The original PRISM design was introduced in 1988 in the one-to-four-CPU Apollo DN10000 workstations. The "DN" in the name refers to "Domain Node", Domain/OS being the Unix-like operating system used on all of Apollo's machines. Note that PRISM was a multi-chip CPU board, not a single microprocessor; this was fairly common for high-end CPUs at the time.
Approximately one thousand DN10000 systems were sold.
PRISM II, running at twice the clock speed, was delayed by problems in fabing, and then eventually cancelled after the HP purchase. Nevertheless, several features of the PRISM design were put into later generations of the HP-PA architecture, and the two main proponents of the VLIW concept, Intel and HP, later collaborated on the Itanium.

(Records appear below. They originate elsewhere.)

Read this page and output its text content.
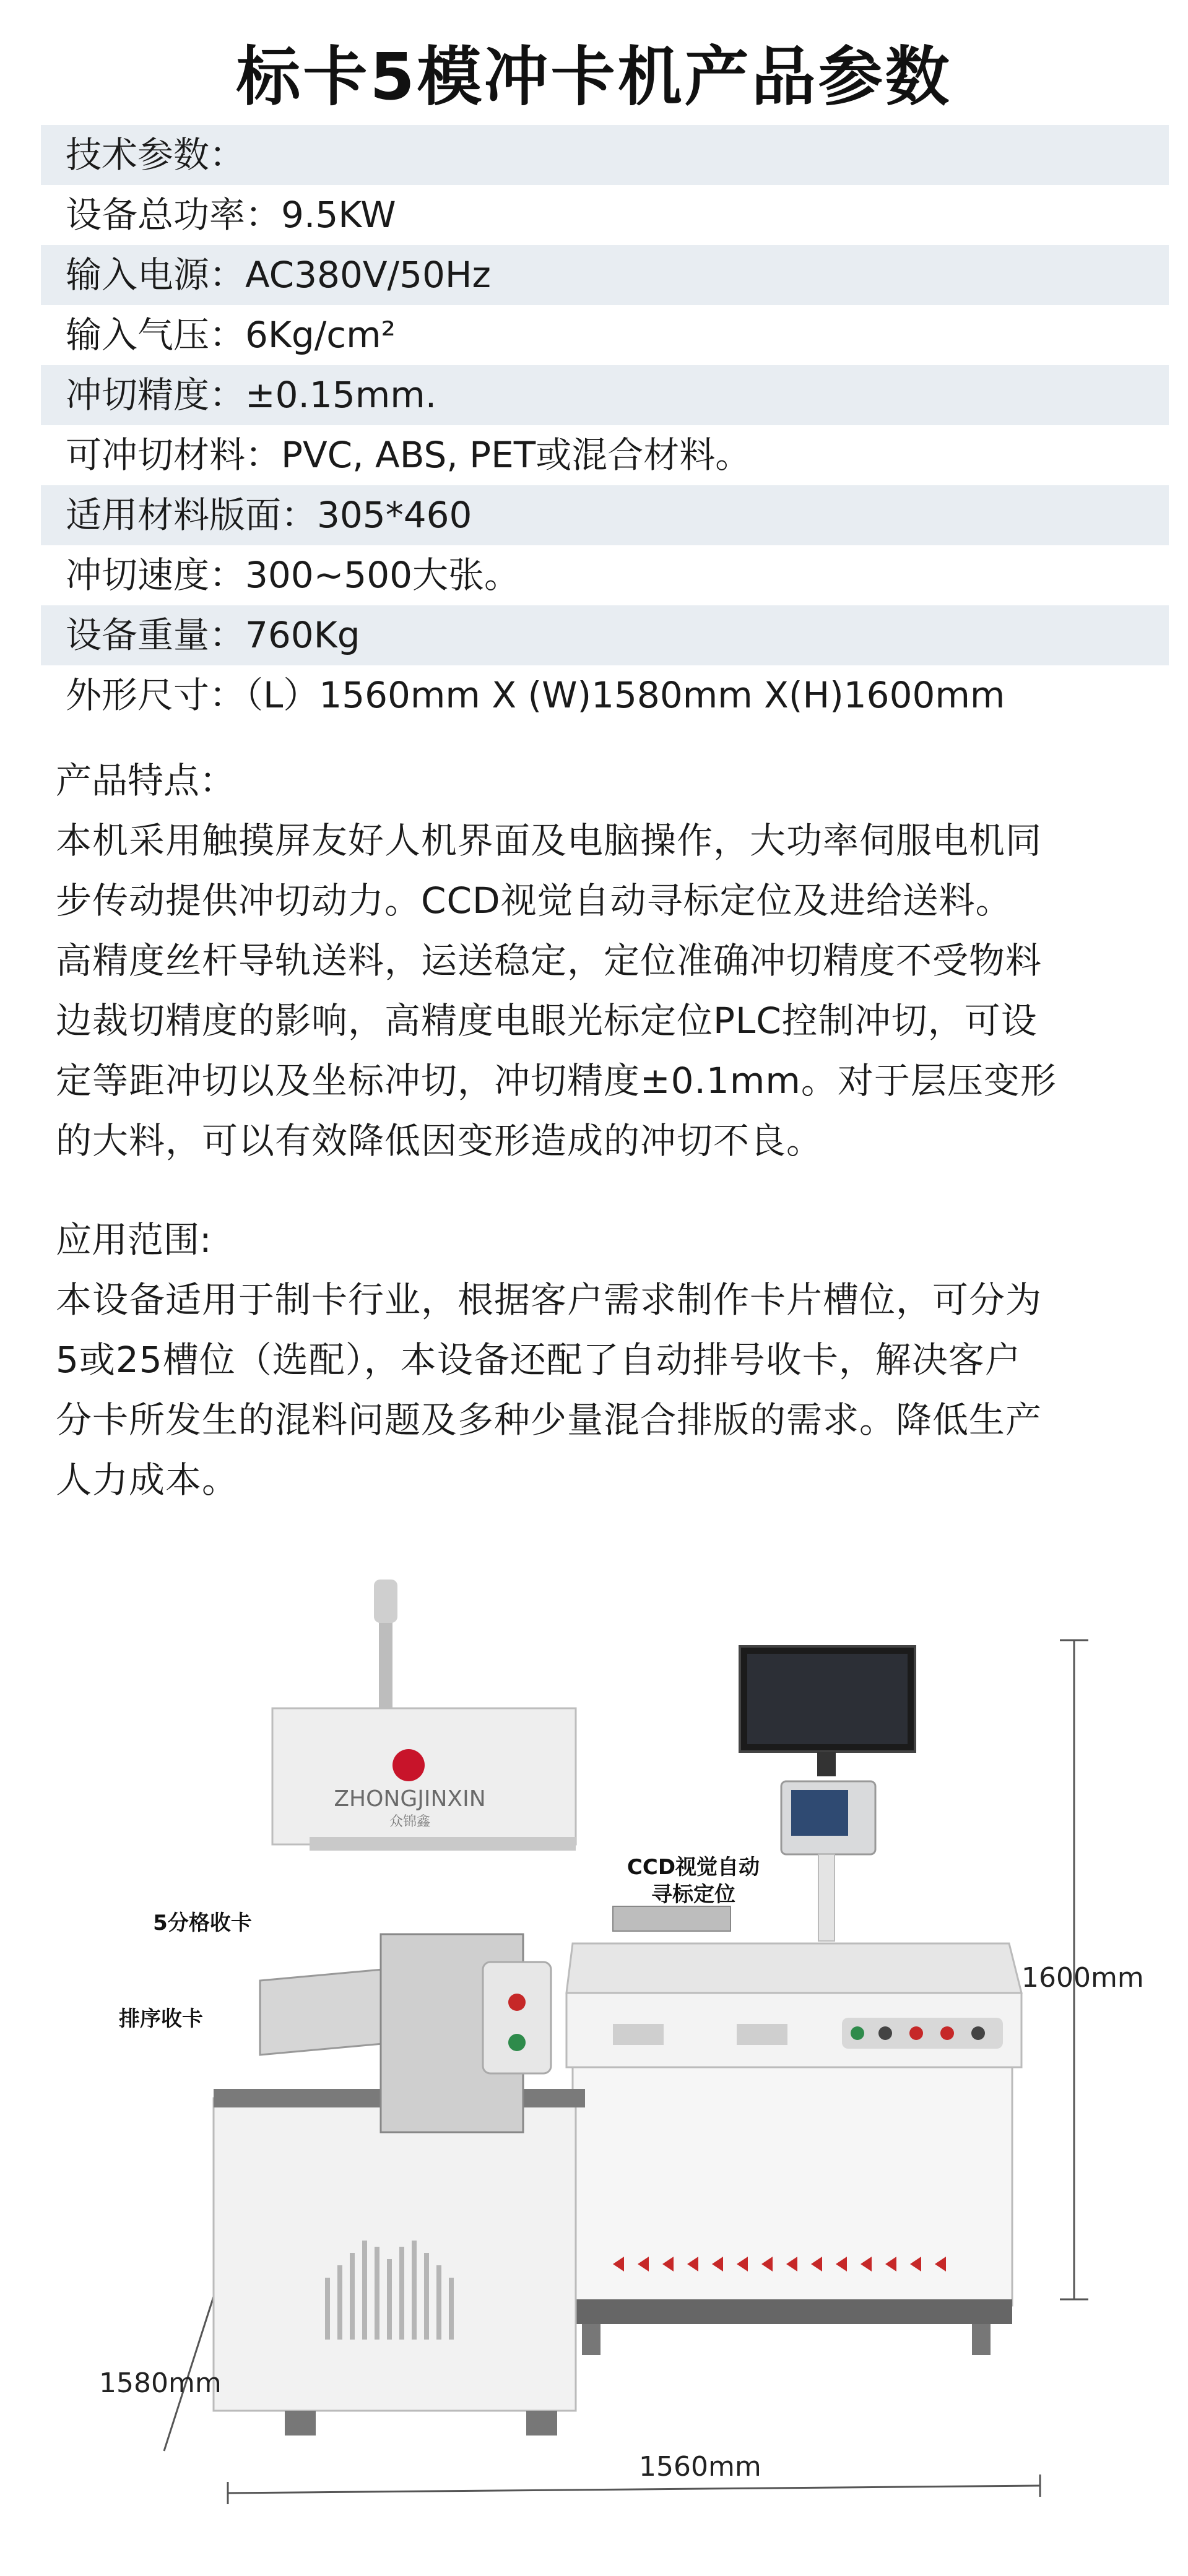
标卡5模冲卡机产品参数
技术参数：
设备总功率：9.5KW
输入电源：AC380V/50Hz
输入气压：6Kg/cm²
冲切精度：±0.15mm.
可冲切材料：PVC, ABS, PET或混合材料。
适用材料版面：305*460
冲切速度：300~500大张。
设备重量：760Kg
外形尺寸：（L）1560mm X (W)1580mm X(H)1600mm
产品特点：
本机采用触摸屏友好人机界面及电脑操作，大功率伺服电机同
步传动提供冲切动力。CCD视觉自动寻标定位及进给送料。
高精度丝杆导轨送料，运送稳定，定位准确冲切精度不受物料
边裁切精度的影响，高精度电眼光标定位PLC控制冲切，可设
定等距冲切以及坐标冲切，冲切精度±0.1mm。对于层压变形
的大料，可以有效降低因变形造成的冲切不良。
应用范围:
本设备适用于制卡行业，根据客户需求制作卡片槽位，可分为
5或25槽位（选配），本设备还配了自动排号收卡，解决客户
分卡所发生的混料问题及多种少量混合排版的需求。降低生产
人力成本。
ZHONGJINXIN
众锦鑫
CCD视觉自动
寻标定位
5分格收卡
排序收卡
1600mm
1580mm
1560mm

The PRISM was claimed to be the fastest CPU on the market during its short life-span.[1] Benchmarking indicated that the speed of the DN10000's CPU was comparable to that of the MIPS M/2000-6, a 20 MHz R3000,[2] but the DN10000 as a system had around twice the performance of the MIPS M/2000-6.[3] In comparison with common RISC designs of the era, the PRISM was effectively two CPUs in one, making it roughly double the performance of a RISC CPU running at the same clock speed.[citation needed]
Although the Intel i860 also used a VLIW (or properly LIW in both cases, as two is not "very" long), extracting performance from the i860 proved notoriously difficult, and in practice the PRISM was much faster.
Digital Equipment Corporation also engineered a RISC chip named PRISM during the same era, but that project was canceled in 1988, and never entered production.